Without Pro Tools HD Native or Pro Tools HDX hardware the maximum number of inputs and outputs you can have is 32. You need to separate the maximum number of I/O and the maximum number of tracks, this is not the maximum track count, it is the maximum number of inputs and outputs via an interface you can have. There are one or two other options and we cover all these in a dedicated Pro Tools FAQ - Ways To Get More Than 32 Channels Of I/O. Check out this table to see that the I/O and track limits are for each type of Pro Tools...
|Supported Tracks||Pro Tools HDX||Pro Tools HD Native||Pro Tools||Pro Tools First|
|Maximum simultaneous audio tracks @ 48kHz||256 per HDX card||256||128||16|
|Maximum inputs (hardware dependent)||192||64||32||4|
|Audio recording (maximum simultaneous tracks)||256||256||32||4|
With a Pro Tools HD system, with an HD Native or single HDX card can have up to 256 tracks at 48KHz but the HD Omni interface cannot handle all those at once. You will need to consider how many tracks you want to play or record at once as well as how many simultaneous inputs and outputs you need at any one time.
With a Pro Tools HD Native Thunderbolt solution, you can handle up to 256 tracks and that would be the same with a single HDX card system.
Unfortunately, you cannot use an HD Native card with an HDX card on the same system. An HD Native system is a single standalone system, it cannot be expanded by adding another HD Native or HDX card. HDX systems are expandable, providing you have enough pci-e slots to accommodate them, so if you need to have more than 256 simultaneous tracks then you will need to trade in your HD Native system and buy 2 HDX cards and a Thunderbolt to pci-e chassis to host them.
Number Of Interfaces
You can then buy or rent the number of interfaces you need to handle the number of simultaneous inputs and outputs you need.

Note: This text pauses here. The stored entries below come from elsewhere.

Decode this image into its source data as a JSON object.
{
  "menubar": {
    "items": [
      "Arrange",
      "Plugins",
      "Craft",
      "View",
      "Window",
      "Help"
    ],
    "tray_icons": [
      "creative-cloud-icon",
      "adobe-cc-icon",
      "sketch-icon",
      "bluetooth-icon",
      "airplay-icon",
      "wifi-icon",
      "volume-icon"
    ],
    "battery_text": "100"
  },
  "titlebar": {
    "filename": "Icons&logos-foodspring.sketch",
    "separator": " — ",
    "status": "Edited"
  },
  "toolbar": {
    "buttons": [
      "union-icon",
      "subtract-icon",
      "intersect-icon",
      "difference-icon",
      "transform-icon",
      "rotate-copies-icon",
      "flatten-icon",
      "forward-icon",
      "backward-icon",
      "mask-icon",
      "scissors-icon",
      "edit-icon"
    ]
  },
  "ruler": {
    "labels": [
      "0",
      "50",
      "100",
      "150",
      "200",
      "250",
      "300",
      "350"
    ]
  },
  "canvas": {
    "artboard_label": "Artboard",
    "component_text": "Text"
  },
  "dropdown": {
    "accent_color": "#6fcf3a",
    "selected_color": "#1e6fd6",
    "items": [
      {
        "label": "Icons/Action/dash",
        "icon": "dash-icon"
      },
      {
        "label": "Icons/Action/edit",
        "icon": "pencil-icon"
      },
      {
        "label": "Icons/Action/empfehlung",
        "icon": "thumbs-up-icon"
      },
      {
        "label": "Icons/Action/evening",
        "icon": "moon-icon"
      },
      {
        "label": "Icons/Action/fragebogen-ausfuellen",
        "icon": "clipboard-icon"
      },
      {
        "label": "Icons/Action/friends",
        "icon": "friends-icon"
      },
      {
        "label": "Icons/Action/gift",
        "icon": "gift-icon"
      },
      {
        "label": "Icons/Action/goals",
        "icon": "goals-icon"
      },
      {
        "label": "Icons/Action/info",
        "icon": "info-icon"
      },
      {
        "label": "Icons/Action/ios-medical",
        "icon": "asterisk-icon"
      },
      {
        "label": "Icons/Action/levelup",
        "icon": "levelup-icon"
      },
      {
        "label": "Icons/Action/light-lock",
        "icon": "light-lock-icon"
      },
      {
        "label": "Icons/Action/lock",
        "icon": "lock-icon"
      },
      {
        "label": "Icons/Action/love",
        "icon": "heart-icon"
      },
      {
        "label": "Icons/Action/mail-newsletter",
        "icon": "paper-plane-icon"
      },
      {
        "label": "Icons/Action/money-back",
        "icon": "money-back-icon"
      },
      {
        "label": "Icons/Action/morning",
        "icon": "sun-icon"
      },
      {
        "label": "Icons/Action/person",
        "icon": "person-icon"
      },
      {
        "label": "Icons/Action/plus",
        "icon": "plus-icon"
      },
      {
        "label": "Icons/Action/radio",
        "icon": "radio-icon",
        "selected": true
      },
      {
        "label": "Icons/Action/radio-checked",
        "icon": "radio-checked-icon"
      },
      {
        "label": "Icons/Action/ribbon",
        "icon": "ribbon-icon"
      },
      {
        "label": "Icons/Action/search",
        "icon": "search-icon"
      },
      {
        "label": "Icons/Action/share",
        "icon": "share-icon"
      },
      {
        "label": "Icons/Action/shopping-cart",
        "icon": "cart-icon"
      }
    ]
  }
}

For example, you could work with an HD Omni attached to one of the ports on the HD Native Thunderbolt box with the Focusrite Rednet 5 plugged into the second port. With that combination, you can have up to 256 tracks, with the number of I/O determined by what the HD Omni and RedNet 5 can handle. With an HDX card-based system for a large session when you might need a lot more I/O, which you can rent in some extra interfaces, which of course could be RedNet interfaces or Avid interfaces just for the recording session and then use your HD Omni for monitoring and overdubs when it comes to the mix stage.
We hope that this guide and the other guides linked to it will help you narrow down which type of Pro Tools is right for you. Another good source of help and advice is your Pro Tools dealer. Book some time to go and discuss your requirements with your local Pro Tools dealer and use their knowledge and experience to help you make the right choice.